First, it contains the integer 0 as a substring because 101 is a prime.

Next, for every integer i > 0, there is a prime that starts with the integer i: Take the known results about gaps between prime numbers, for example that there is always a prime between $n^3$ and$(n+1)^3$ for large n. There is always a large n such that both $n^3$ and$(n+1)^3$ start with the digits of i, therefore the prime between $n^3$ and$(n+1)^3$ also starts with the digits of i.

(This is true because one of i, 10i and 100i is not the cube of an integer).

Answer 3

It follows from the fact that the Copeland-Erdös constant is a normal number.
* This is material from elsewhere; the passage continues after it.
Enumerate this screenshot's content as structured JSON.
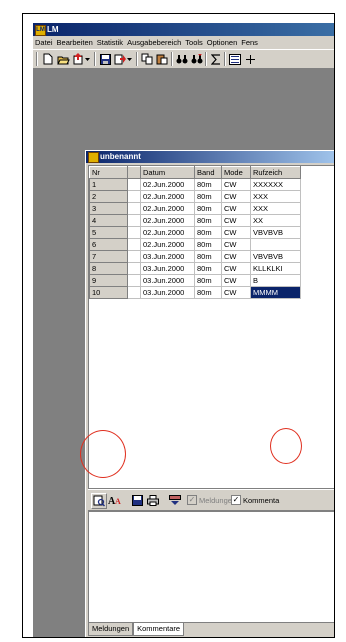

For any natural number $N$ with $k$ digits, $N$ appears in the Copeland-Erdos constant with a natural density of $10^{-k}$.

Answer 4

Let $n$ be a natural number, and let $\mathcal N(n)$ be the set of natural numbers not containing $n$ as a substring when written in base 10. It is well-known that $\sum_{k\in \mathcal N(n)}\frac{1}{k}$ converges.

Let $\mathcal P$ be the set of prime numbers. It is also well-known that $\sum_{p \in\mathcal P}\frac{1}{p}$ diverges.

Therefore it cannot be the case that $ \mathcal P\subseteq\mathcal N(n)$, and $n$ is therefore a substring of some prime (of infinitely many primes, in fact).